The two years here look pretty promising.

Seduced by Bricks

Tuesday, August 01, 2006

Contemporary Cave-Art #19

Lady in the wind
Drawn on a sleepy sunday afternoon when the Communication professor was waxing eloquent on Proxemics, Kinesics, Haptics, Semiotics, Paralinguistics, Asterics, Obelics, Getafics, Geriatrics, Fulliautomatics, Unhygenics, Vitalstatistics and Cacofonics.

Saturday, July 15, 2006

Contemporary Cave-Art #18

Comm Lecture

Drew this one during a phenomenally boring one and half hour session on Communication for Management. The lady looks a bit grumpy, but guess anyone would after that sort of lecture.

Wednesday, July 12, 2006

What's in a name?

~Warning : Heavy use of Tamil. Odds are that you won't understand a word if you don't know the language.~

"What's in a name? That which we call a rose by any other word would smell as sweet."
~Romeo and Juliet (II, ii, 1-2)

Thus spake Shakespeare. I guess the famous 'stiff upper lip' attitude never allowed him to have a nickname to remind him of some particularly memorable episode in his life, you know, the kind that gives less famous mortals the pleasure (conversely torment, which is almost always the case) of being called names like Pazham, Ajack or Othai Kottai.
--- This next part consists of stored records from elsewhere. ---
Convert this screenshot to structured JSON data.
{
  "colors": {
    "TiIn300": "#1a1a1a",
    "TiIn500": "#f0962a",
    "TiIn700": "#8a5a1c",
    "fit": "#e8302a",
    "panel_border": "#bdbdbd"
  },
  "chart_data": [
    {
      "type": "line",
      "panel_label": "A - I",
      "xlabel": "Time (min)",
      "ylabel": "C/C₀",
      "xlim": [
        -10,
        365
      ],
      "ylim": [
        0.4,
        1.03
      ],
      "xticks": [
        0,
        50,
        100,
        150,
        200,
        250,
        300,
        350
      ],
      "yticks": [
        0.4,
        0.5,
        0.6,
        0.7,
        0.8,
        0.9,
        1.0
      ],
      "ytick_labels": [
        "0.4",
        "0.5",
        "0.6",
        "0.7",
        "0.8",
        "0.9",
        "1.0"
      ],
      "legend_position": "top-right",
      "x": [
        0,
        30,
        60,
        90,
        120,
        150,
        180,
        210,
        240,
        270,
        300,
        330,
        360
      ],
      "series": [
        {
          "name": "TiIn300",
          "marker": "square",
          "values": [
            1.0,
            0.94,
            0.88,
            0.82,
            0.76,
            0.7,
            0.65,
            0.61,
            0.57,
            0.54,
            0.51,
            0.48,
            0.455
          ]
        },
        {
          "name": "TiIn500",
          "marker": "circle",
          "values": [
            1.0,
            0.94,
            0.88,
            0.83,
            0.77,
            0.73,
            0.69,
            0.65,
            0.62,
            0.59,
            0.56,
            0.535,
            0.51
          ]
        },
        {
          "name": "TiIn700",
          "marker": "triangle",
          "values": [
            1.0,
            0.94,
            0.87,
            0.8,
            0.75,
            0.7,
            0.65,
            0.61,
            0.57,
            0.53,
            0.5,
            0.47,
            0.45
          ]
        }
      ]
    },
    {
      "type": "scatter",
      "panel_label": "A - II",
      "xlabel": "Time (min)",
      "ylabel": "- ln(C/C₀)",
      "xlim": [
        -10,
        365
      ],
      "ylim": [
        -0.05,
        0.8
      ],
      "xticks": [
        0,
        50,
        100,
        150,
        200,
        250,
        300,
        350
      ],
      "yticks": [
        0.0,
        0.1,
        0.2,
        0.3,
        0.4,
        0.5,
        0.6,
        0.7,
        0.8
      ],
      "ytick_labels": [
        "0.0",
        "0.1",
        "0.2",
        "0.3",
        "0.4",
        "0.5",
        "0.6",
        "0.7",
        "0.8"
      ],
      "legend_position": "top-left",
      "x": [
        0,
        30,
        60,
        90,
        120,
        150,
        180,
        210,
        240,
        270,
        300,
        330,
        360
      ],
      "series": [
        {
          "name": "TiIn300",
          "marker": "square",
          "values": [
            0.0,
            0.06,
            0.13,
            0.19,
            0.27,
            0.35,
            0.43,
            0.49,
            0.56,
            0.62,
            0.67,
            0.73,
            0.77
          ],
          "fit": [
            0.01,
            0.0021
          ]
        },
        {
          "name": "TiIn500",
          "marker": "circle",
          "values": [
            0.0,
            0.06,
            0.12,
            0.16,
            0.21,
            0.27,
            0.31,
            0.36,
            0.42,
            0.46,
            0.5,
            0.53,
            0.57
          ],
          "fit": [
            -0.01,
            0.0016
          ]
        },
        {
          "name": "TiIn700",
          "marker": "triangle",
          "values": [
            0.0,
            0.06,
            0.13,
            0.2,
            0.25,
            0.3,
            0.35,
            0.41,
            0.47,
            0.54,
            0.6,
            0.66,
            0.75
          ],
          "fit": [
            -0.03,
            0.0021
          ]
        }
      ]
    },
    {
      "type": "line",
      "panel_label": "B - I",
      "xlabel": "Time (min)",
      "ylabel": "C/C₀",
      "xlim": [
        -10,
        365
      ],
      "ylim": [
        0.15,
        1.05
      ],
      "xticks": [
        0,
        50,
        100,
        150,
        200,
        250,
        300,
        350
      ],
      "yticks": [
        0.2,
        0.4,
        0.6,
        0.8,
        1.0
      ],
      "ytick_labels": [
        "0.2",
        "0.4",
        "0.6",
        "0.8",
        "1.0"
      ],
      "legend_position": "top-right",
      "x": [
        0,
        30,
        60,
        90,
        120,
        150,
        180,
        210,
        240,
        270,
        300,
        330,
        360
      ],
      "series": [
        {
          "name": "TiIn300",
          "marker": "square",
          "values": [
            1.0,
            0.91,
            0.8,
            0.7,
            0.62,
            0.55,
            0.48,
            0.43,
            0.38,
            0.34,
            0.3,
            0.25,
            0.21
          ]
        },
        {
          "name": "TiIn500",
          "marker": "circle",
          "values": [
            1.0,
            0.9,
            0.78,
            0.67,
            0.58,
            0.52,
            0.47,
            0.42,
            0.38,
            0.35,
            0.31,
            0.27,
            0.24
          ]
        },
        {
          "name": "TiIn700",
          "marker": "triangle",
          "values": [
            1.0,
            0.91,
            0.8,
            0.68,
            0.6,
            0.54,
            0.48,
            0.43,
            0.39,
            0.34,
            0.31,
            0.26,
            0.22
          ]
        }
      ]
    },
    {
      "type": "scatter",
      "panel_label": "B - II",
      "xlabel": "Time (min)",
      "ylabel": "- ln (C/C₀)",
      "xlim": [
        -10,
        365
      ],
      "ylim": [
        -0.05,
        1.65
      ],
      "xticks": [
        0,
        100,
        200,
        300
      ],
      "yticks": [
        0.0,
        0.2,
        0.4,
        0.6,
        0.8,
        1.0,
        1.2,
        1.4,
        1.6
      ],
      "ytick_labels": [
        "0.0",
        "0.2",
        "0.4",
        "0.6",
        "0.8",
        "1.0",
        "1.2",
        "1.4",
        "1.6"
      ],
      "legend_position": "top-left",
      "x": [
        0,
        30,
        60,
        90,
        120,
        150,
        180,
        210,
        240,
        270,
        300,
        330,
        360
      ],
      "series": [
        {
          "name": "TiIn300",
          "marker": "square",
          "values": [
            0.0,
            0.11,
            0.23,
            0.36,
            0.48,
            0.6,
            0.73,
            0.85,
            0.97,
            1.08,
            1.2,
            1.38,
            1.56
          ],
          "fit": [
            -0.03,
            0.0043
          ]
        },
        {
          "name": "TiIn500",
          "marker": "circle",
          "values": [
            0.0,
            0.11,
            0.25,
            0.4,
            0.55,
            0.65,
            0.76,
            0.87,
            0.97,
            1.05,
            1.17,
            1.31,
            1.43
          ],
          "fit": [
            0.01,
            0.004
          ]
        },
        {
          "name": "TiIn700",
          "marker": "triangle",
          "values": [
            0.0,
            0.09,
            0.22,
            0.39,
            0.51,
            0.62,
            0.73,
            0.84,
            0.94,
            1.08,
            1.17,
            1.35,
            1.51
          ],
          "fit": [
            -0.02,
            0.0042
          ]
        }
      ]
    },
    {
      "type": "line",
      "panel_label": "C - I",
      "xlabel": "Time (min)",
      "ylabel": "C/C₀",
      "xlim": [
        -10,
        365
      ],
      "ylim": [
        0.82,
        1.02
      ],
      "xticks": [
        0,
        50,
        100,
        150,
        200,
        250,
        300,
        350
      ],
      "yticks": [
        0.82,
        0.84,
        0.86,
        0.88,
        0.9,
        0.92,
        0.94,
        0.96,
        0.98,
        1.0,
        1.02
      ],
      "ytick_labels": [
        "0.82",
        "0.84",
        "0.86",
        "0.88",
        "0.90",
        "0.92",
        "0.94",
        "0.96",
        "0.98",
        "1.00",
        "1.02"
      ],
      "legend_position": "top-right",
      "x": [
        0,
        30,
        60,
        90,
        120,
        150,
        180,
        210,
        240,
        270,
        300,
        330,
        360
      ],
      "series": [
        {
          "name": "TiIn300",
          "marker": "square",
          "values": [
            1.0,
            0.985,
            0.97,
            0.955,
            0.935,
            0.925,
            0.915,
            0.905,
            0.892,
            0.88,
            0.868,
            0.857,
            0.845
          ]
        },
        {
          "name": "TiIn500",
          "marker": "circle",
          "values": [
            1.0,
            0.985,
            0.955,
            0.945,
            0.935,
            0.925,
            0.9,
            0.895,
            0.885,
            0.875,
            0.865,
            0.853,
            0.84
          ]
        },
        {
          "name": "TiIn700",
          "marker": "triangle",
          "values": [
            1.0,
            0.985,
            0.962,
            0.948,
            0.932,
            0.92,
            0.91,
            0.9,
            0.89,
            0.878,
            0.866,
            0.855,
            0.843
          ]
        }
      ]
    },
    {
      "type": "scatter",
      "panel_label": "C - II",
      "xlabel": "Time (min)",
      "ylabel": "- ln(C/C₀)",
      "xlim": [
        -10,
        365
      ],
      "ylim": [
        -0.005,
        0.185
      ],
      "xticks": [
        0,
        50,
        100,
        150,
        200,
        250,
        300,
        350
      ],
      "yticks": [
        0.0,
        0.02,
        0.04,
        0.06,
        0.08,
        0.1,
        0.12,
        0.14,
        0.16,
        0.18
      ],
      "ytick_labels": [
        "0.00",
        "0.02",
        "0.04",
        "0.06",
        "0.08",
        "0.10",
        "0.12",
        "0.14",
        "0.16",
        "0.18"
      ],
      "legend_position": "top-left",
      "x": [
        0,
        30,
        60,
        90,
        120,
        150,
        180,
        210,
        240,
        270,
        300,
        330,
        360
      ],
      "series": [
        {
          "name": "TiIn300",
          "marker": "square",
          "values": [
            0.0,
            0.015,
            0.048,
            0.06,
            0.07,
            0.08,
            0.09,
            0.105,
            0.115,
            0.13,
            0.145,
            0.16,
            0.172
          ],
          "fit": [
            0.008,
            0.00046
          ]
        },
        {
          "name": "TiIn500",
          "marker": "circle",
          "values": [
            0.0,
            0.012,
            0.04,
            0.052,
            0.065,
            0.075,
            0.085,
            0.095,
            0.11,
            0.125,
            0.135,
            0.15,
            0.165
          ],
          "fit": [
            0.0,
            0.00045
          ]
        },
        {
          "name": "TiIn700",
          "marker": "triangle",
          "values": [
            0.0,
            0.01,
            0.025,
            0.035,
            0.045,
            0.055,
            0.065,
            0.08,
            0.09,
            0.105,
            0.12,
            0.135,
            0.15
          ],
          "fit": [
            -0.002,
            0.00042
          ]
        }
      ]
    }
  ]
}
Marvels of linguistic contortion, outwardly lacking meaning but holding a special place in our memories, names that remind us of times when Sornakka pulled up Yaettu and Without for 'disrespecting' the college prayer, when 2to2 pulled all-nighters from two in the afternoon till late in the night, when the people in the hostel used to run for cover when Torture was around, when Ajack used to shout in the corridors, when Sappa Jana used to tell us his (fabricated) tales of rowdyism over tea, our satisfaction as teachers and mentors when the Vellakaran from Jamaica used to utter the occasional swear word in Tamil, our plans to try make Manguni part with some of his dough, when Porikki used to get the whole class into trouble, when Maakan used to polambify about his many crushes, when an unsuspecting hostelite used to be the target of a podhumathu (thrashing) and many more such incidents.

These things seemed trivial everyday occurences then, but took on a totally new significance a couple of years after passing out. Alma Mater was jail, and we shared the cameraderie of jailbirds. Not just that, we also shared toothpaste, matter books, answer sheets, bit notes, the occasionally leaked question paper, gilma CDs, a common hatred for anything official, but the line was drawn when it came to underwear.
~Cross posted from an even lesser known previous blog of mine, because I've lost the ability to think~

Saturday, July 08, 2006

Contemporary Cave-Art #17

This one's been waiting in the wings for close to six months. My first attempt at sketching a profile, and I'm especially proud of it. Wisecracks will be ignored.